From the evidence thus far, the conditions most associated with increased risk of severe COVID-19 include cancer, chronic kidney disease, COPD, immune-compromised from organ transplant, obesity, serious heart conditions, sickle cell disease, and Type 2 diabetes (https://bit.ly/3gD6e4g). But since COVID-19 deaths are concentrated at older ages, it is still difficult to separate out in the data the true risk of co-morbidities from the risks associated with increased age.
The troubling implication of this misinterpretation of the CDC data is that we are over-counting COVID-19 deaths and/or that many people dying of COVID-19 were on death’s door anyway.
The Nerdy Girls would be *delighted* if the actual burden of COVID-19 mortality was less than it appears. We would be the first to bring you this good news.

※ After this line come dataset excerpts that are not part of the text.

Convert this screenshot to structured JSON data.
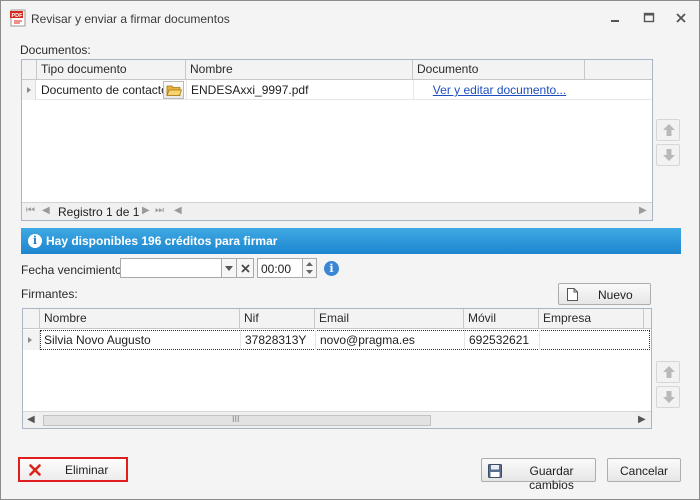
{
  "window": {
    "title": "Revisar y enviar a firmar documentos",
    "app_icon_text": "PDF"
  },
  "documents": {
    "section_label": "Documentos:",
    "columns": [
      "Tipo documento",
      "Nombre",
      "Documento"
    ],
    "rows": [
      {
        "tipo": "Documento de contacto",
        "nombre": "ENDESAxxi_9997.pdf",
        "documento": "Ver y editar  documento..."
      }
    ],
    "navigator": {
      "record_text": "Registro 1 de 1"
    }
  },
  "info_banner": {
    "text": "Hay disponibles 196 créditos para firmar",
    "color": "#1d86cf"
  },
  "expiry": {
    "label": "Fecha vencimiento:",
    "date_value": "",
    "time_value": "00:00"
  },
  "signers": {
    "section_label": "Firmantes:",
    "new_button": "Nuevo",
    "columns": [
      "Nombre",
      "Nif",
      "Email",
      "Móvil",
      "Empresa"
    ],
    "rows": [
      {
        "nombre": "Silvia Novo Augusto",
        "nif": "37828313Y",
        "email": "novo@pragma.es",
        "movil": "692532621",
        "empresa": ""
      }
    ],
    "scroll_thumb_glyph": "III"
  },
  "footer": {
    "delete_button": "Eliminar",
    "save_button": "Guardar cambios",
    "cancel_button": "Cancelar",
    "delete_highlight_color": "#e01e1e"
  },
  "icons": {
    "app": "pdf-document-icon",
    "minimize": "minimize-icon",
    "restore": "restore-icon",
    "close": "close-icon",
    "folder": "folder-open-icon",
    "up": "arrow-up-icon",
    "down": "arrow-down-icon",
    "info": "info-icon",
    "clear": "clear-x-icon",
    "new_doc": "new-document-icon",
    "delete": "delete-x-icon",
    "save": "floppy-disk-icon"
  }
}
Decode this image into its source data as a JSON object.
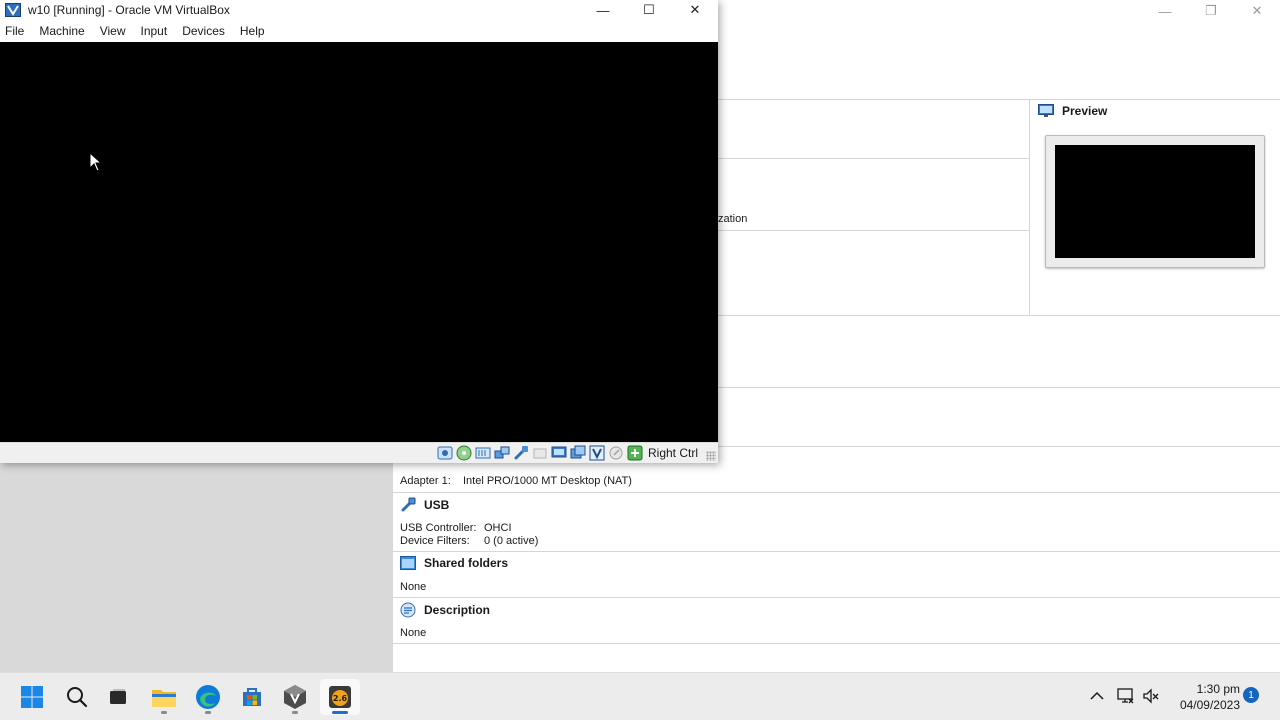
{
  "vm_window": {
    "title": "w10 [Running] - Oracle VM VirtualBox",
    "menu": [
      "File",
      "Machine",
      "View",
      "Input",
      "Devices",
      "Help"
    ],
    "window_controls": {
      "minimize": "—",
      "maximize": "☐",
      "close": "✕"
    },
    "screen_color": "#000000",
    "status_icons": [
      "hard-disk-icon",
      "optical-drive-icon",
      "audio-icon",
      "network-icon",
      "usb-icon",
      "shared-folders-icon",
      "display-icon",
      "video-capture-icon",
      "virtualization-icon",
      "mouse-integration-icon",
      "keyboard-icon"
    ],
    "host_key": "Right Ctrl"
  },
  "manager": {
    "window_controls": {
      "minimize": "—",
      "maximize": "❐",
      "close": "✕"
    },
    "partial_text": "zation",
    "preview": {
      "title": "Preview"
    },
    "network": {
      "adapter_label": "Adapter 1:",
      "adapter_value": "Intel PRO/1000 MT Desktop (NAT)"
    },
    "usb": {
      "title": "USB",
      "controller_label": "USB Controller:",
      "controller_value": "OHCI",
      "filters_label": "Device Filters:",
      "filters_value": "0 (0 active)"
    },
    "shared_folders": {
      "title": "Shared folders",
      "value": "None"
    },
    "description": {
      "title": "Description",
      "value": "None"
    }
  },
  "taskbar": {
    "apps": [
      "start-button",
      "search-button",
      "task-view-button",
      "file-explorer",
      "edge-browser",
      "microsoft-store",
      "virtualbox",
      "gns3"
    ],
    "time": "1:30 pm",
    "date": "04/09/2023",
    "notification_count": "1",
    "gns3_label": "2.6"
  },
  "colors": {
    "accent": "#1a6ed8",
    "vm_screen": "#000000",
    "sidebar": "#d9d9d9"
  }
}
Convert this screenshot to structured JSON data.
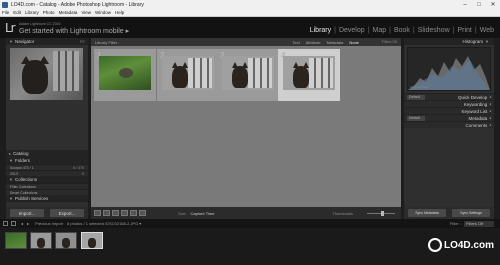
{
  "window": {
    "title": "LO4D.com - Catalog - Adobe Photoshop Lightroom - Library",
    "buttons": [
      "–",
      "□",
      "✕"
    ]
  },
  "menu": [
    "File",
    "Edit",
    "Library",
    "Photo",
    "Metadata",
    "View",
    "Window",
    "Help"
  ],
  "identity": {
    "logo": "Lr",
    "subtitle": "Adobe Lightroom CC 2015",
    "tagline": "Get started with Lightroom mobile",
    "chevron": "▸"
  },
  "modules": [
    {
      "label": "Library",
      "active": true
    },
    {
      "label": "Develop",
      "active": false
    },
    {
      "label": "Map",
      "active": false
    },
    {
      "label": "Book",
      "active": false
    },
    {
      "label": "Slideshow",
      "active": false
    },
    {
      "label": "Print",
      "active": false
    },
    {
      "label": "Web",
      "active": false
    }
  ],
  "module_separator": "|",
  "left": {
    "navigator": {
      "label": "Navigator",
      "right": "FIT"
    },
    "catalog": "Catalog",
    "folders": "Folders",
    "volume": {
      "name": "Scorpio 470 / 1",
      "info": "6 / 470"
    },
    "folder": {
      "name": "2013",
      "count": "6"
    },
    "collections": "Collections",
    "filter_collections": "Filter Collections",
    "smart_collections": "Smart Collections",
    "publish_services": "Publish Services",
    "import_button": "Import...",
    "export_button": "Export..."
  },
  "filter_bar": {
    "title": "Library Filter :",
    "options": [
      {
        "label": "Text",
        "active": false
      },
      {
        "label": "Attribute",
        "active": false
      },
      {
        "label": "Metadata",
        "active": false
      },
      {
        "label": "None",
        "active": true
      }
    ],
    "filters_off": "Filters Off"
  },
  "grid": [
    {
      "num": "1",
      "selected": false,
      "kind": "bird"
    },
    {
      "num": "2",
      "selected": false,
      "kind": "cat"
    },
    {
      "num": "3",
      "selected": false,
      "kind": "cat"
    },
    {
      "num": "4",
      "selected": true,
      "kind": "cat"
    }
  ],
  "toolbar": {
    "sort_label": "Sort:",
    "sort_value": "Capture Time",
    "thumbnails": "Thumbnails"
  },
  "right": {
    "histogram": "Histogram",
    "histo_info": "Original Photo",
    "quick_develop": {
      "label": "Quick Develop",
      "select": "Default"
    },
    "keywording": "Keywording",
    "keyword_list": "Keyword List",
    "metadata": {
      "label": "Metadata",
      "select": "Default"
    },
    "comments": "Comments",
    "sync_metadata": "Sync Metadata",
    "sync_settings": "Sync Settings"
  },
  "filmstrip_bar": {
    "nav_prev": "◂",
    "nav_next": "▸",
    "source": "Previous Import",
    "summary": "6 photos / 1 selected /DSC02158-2.JPG ▾",
    "filter_label": "Filter :",
    "filter_value": "Filters Off"
  },
  "watermark": "LO4D.com"
}
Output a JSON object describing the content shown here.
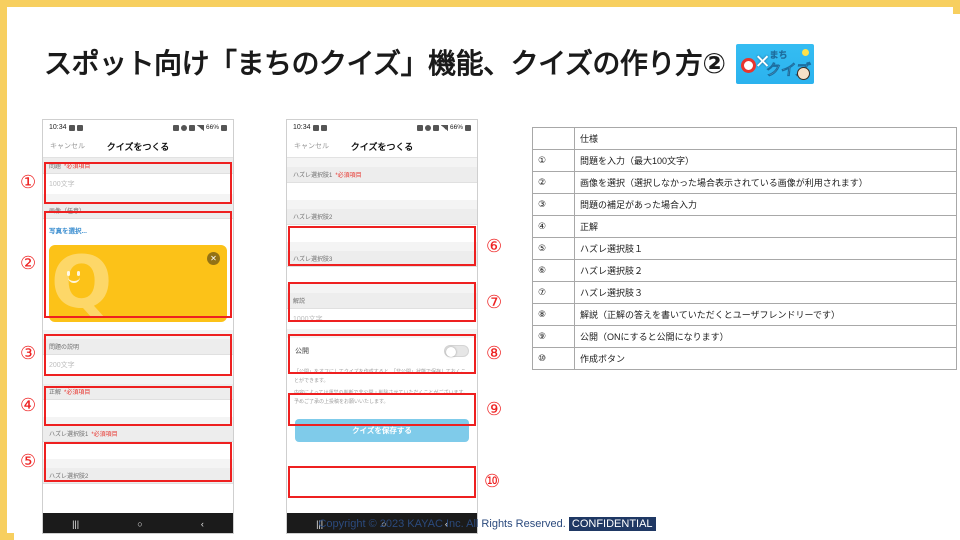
{
  "slide": {
    "title": "スポット向け「まちのクイズ」機能、クイズの作り方②",
    "accent_yellow": "#f7cf5f",
    "marker_red": "#ee2020",
    "logo": {
      "line1": "まち",
      "line2": "クイズ",
      "o_mark": "O",
      "x_mark": "✕",
      "background": "#2bb2ee"
    }
  },
  "phone1": {
    "status": {
      "time": "10:34",
      "battery": "66%"
    },
    "nav": {
      "cancel": "キャンセル",
      "title": "クイズをつくる"
    },
    "fields": {
      "question_label": "問題",
      "question_required": "*必須項目",
      "question_placeholder": "100文字",
      "image_label": "画像（任意）",
      "image_select_link": "写真を選択...",
      "description_label": "問題の説明",
      "description_placeholder": "200文字",
      "answer_label": "正解",
      "answer_required": "*必須項目",
      "wrong1_label": "ハズレ選択肢1",
      "wrong1_required": "*必須項目",
      "wrong2_label": "ハズレ選択肢2"
    },
    "navbuttons": {
      "recents": "|||",
      "home": "○",
      "back": "‹"
    }
  },
  "phone2": {
    "status": {
      "time": "10:34",
      "battery": "66%"
    },
    "nav": {
      "cancel": "キャンセル",
      "title": "クイズをつくる"
    },
    "fields": {
      "wrong1_label": "ハズレ選択肢1",
      "wrong1_required": "*必須項目",
      "wrong2_label": "ハズレ選択肢2",
      "wrong3_label": "ハズレ選択肢3",
      "explain_label": "解説",
      "explain_placeholder": "1000文字",
      "publish_label": "公開"
    },
    "notes": [
      "「公開」をオフにしてクイズを作成すると、「非公開」状態で保存しておくことができます。",
      "内容によっては運営の判断で非公開・削除させていただくことがございます。予めご了承の上投稿をお願いいたします。"
    ],
    "save_button": "クイズを保存する",
    "navbuttons": {
      "recents": "|||",
      "home": "○",
      "back": "‹"
    }
  },
  "markers": {
    "m1": "①",
    "m2": "②",
    "m3": "③",
    "m4": "④",
    "m5": "⑤",
    "m6": "⑥",
    "m7": "⑦",
    "m8": "⑧",
    "m9": "⑨",
    "m10": "⑩"
  },
  "spec_table": {
    "header": {
      "num": "",
      "spec": "仕様"
    },
    "rows": [
      {
        "num": "①",
        "spec": "問題を入力（最大100文字）"
      },
      {
        "num": "②",
        "spec": "画像を選択（選択しなかった場合表示されている画像が利用されます）"
      },
      {
        "num": "③",
        "spec": "問題の補足があった場合入力"
      },
      {
        "num": "④",
        "spec": "正解"
      },
      {
        "num": "⑤",
        "spec": "ハズレ選択肢１"
      },
      {
        "num": "⑥",
        "spec": "ハズレ選択肢２"
      },
      {
        "num": "⑦",
        "spec": "ハズレ選択肢３"
      },
      {
        "num": "⑧",
        "spec": "解説（正解の答えを書いていただくとユーザフレンドリーです）"
      },
      {
        "num": "⑨",
        "spec": "公開（ONにすると公開になります）"
      },
      {
        "num": "⑩",
        "spec": "作成ボタン"
      }
    ]
  },
  "footer": {
    "copyright": "Copyright © 2023 KAYAC Inc. All Rights Reserved.",
    "confidential": "CONFIDENTIAL"
  }
}
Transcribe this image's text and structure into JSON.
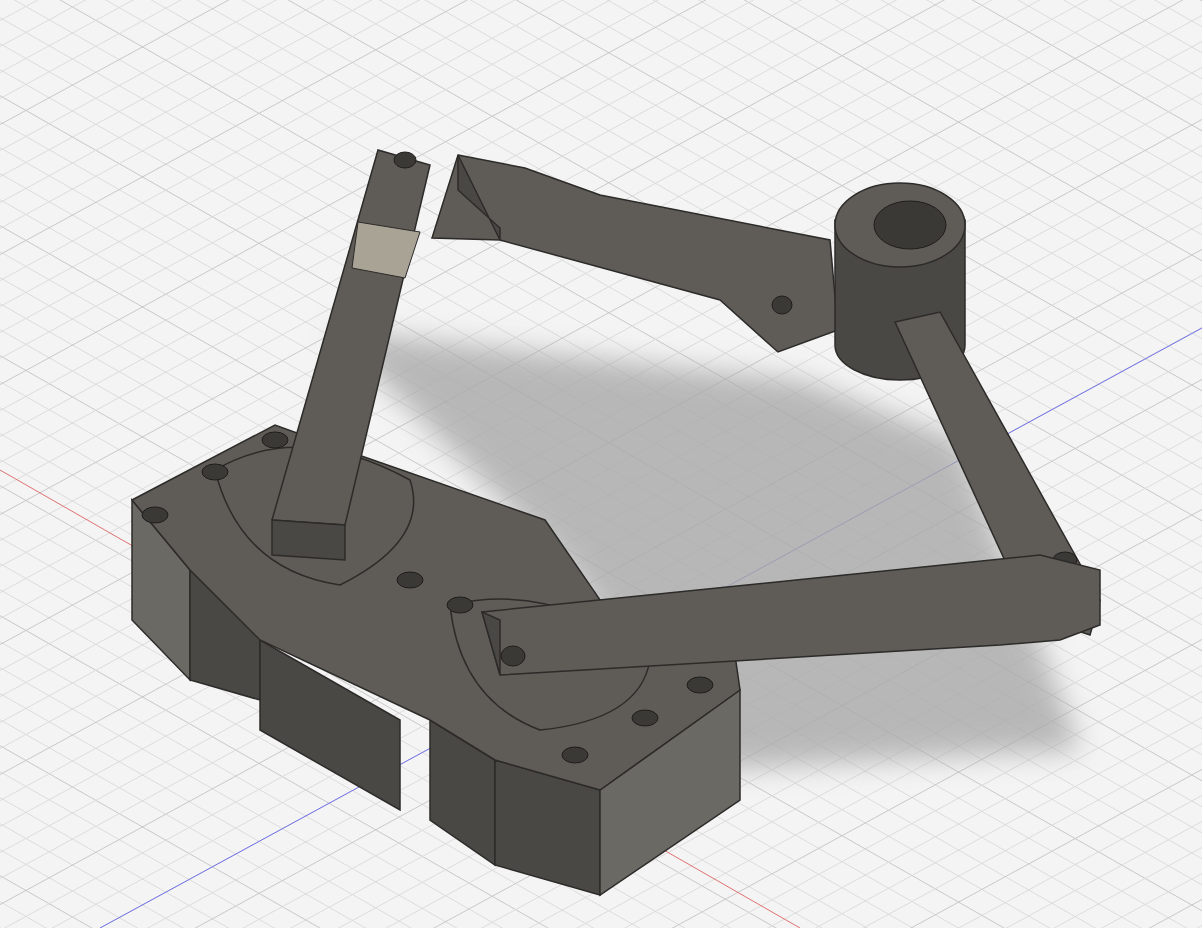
{
  "viewport": {
    "grid": true,
    "axes": true,
    "model_shadow": true
  }
}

Unfortunately, this is not what the data say.
As we recently posted, the US has seen almost 200,000 deaths ABOVE and BEYOND what would have been expected based on mortality in previous years (when lots of people were already dying of underlying chronic conditions). This “excess mortality” also coincided across time and place with the path of COVID-19 cases across the country, strongly suggesting a direct link to COVID-19 infection. (https://bit.ly/3bbS1dh)
Furthermore, demographers estimate in the US that the *average* person dying of COVID-19 had *11.7 years of remaining life expectancy.*
Not only is this average high, it means that for every person dying of COVID-19 who might have died soon anyway, another would have been expected to live *much longer than 11.7 years* in the absence of COVID-19.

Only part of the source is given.